The Forward of May 7, 2004 carried a story with the headline, "Survey Released on Jewish Women's Sexuality." I recently tried to locate this study in a publication or on the Internet, only to learn that it hasn't been published and won't be for another year or two, meaning three or four years after it was "released." Months earlier, I had no greater success trying to get a Hillel report on the attitudes of Jewish collegians, only to be told that what I saw about it in a newspaper was prematurely released data. The report is still not available. A couple of weeks ago, there was a story on American Jewish youth released by the American Jewish Committee, a group that has produced top-notch scholarship. This study is also not available.
I could give additional examples. There is something badly amiss in the burgeoning world of quantitative Jewish research. We are awash in statistics, in parades of numbers that purport to tell us all that we need to know about contemporary Jewish life. Our newspapers dutifully report the figure and feature "Jews by the Numbers" graphics. Federations, private philanthropists, organizations, think tanks and research centers are actively engaged in quantitative research. It is impossible to keep up with the barrage of statistics because there are so many and also because the documentation frequently isn't available.
It is easy to see why we invest heavily in numbers games. There is an aura of objectivity and precision. We know - or think we know - what a number or percentage represents. There are no vague adjectives or adverbs to fret about. Quantification seems to simplify complex sociological phenomena. When research findings are reduced to a handful of key numbers, we are capable of understanding the world around us.
The aim of research is to enlighten and to permit scholars to examine the findings and to see how they fit in with their work. This goal is undermined when research is reduced to press releases, as too often is the case in our community, and there is no way to examine either the methodology that was employed or the substance of the findings. The damage is usually not repaired if the full study is first available much later. By then, newspapers and nearly everyone else are off to other races and no longer interested.
Senators Joseph Lieberman and John Cornyn have introduced the Federal Research Public Access Act that would require government agencies to publish online articles containing research funded with Federal grants. The obvious point is that scholars need to have access. Our community should abide by appropriate scholarly standards in the research that we are financing. The rush to release isolated statistics extracted from a report that is not year completed may serve public relations ends, but what we are getting is p.r. and not scholarship. I have been involved for nearly two decades in the Avi Chai Foundation, established by Zalman Bernstein who set a high standard for Wall Street research. He imposed that standard on research conducted or supported by his philanthropy. Avi Chai does not release data before the research and report are completed.
There are other lapses. Too much of what is now produced for communal consumption is shoddy or half-baked, as when organizations or projects seek to prove that what they are doing is meritorious, in much the same way that pharmaceutical companies employ what they refer to as research to demonstrate that doctors prefer their products. There is a Gresham's Law at work, with bad research driving out good research, a tendency that has been exacerbated because the handful of respected demographers have more opportunities for research than they can handle in a responsible fashion.

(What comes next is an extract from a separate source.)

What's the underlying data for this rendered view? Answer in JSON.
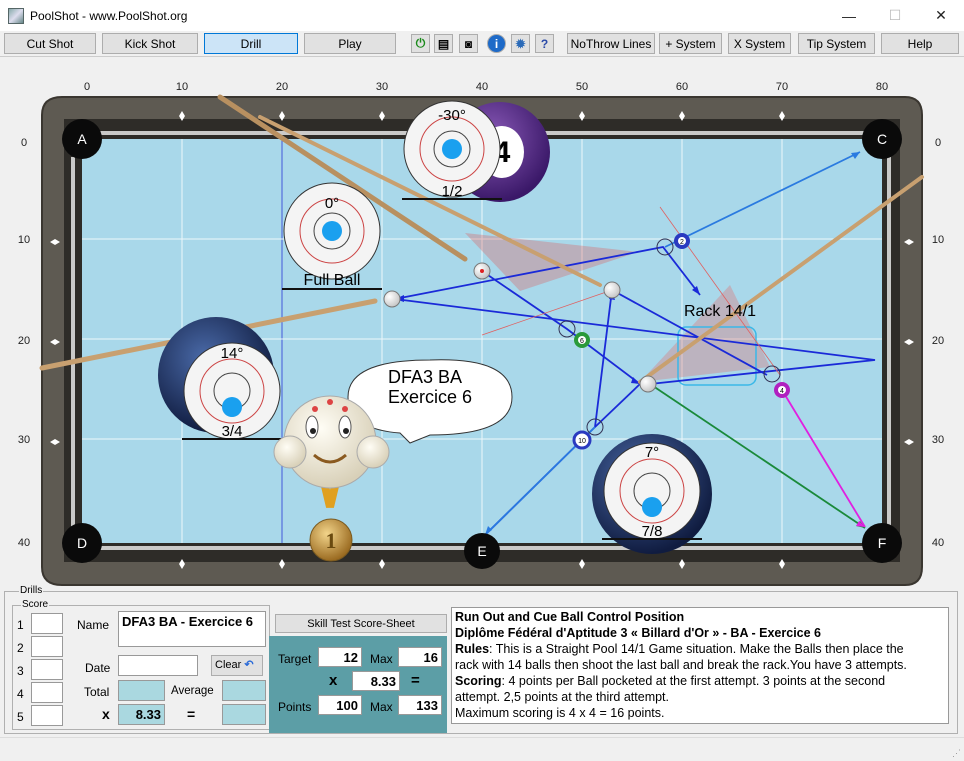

There is the corollary failure to connect the dots, to consider how what has been learned in previous studies has a bearing on new research. As an example, there is the claim that Birthright Israel, an initiative that deserves support, is a transformative experience, this despite parallel research that shows an ever-bleaker picture of Jewish identity and commitment among the teenagers and young collegians who are Birthright's primary clientele.
Even with good intentions and adherence to scholarly standards, much of our research would be problematic. This is a primary lesson of the 2000 National Jewish Population Survey, which although significantly discredited continues to serve as a source for those who find certain of its data to their liking. The difficulty with NJPS and current Jewish demographic research that aims to examine overall trends in American Jewish life is that it is no longer possible to accurately count American Jews, which is to say that except for when the focus is narrowed to a particular group, it is scarcely possible to figure out who should be surveyed.
Demographers adhere to a loose - by which I mean encompassing - sociological definition of Jewishness, rather than to a far narrower halachic definition, and it probably could not be otherwise. Because of the wholesale abandonment of Jewish identity and connectedness, this inevitably results in the undercounting of the number of Jews, the point being that there are a lot of people who are Jewish who do not respond to any Jewish messages, including surveys. The further consequence is that there is an over-counting of adherence to Jewish practices and beliefs or other forms of involvement in Jewish life. These points help us understand why NJPS and other national surveys have generated much controversy.
There is a clear need to conduct quantitative research. There is no need to rush to publication, to make the research in which we have invested so much a shoddy enterprise that instead of serving scholarly ends serves the tawdry goal of publicity and promotion.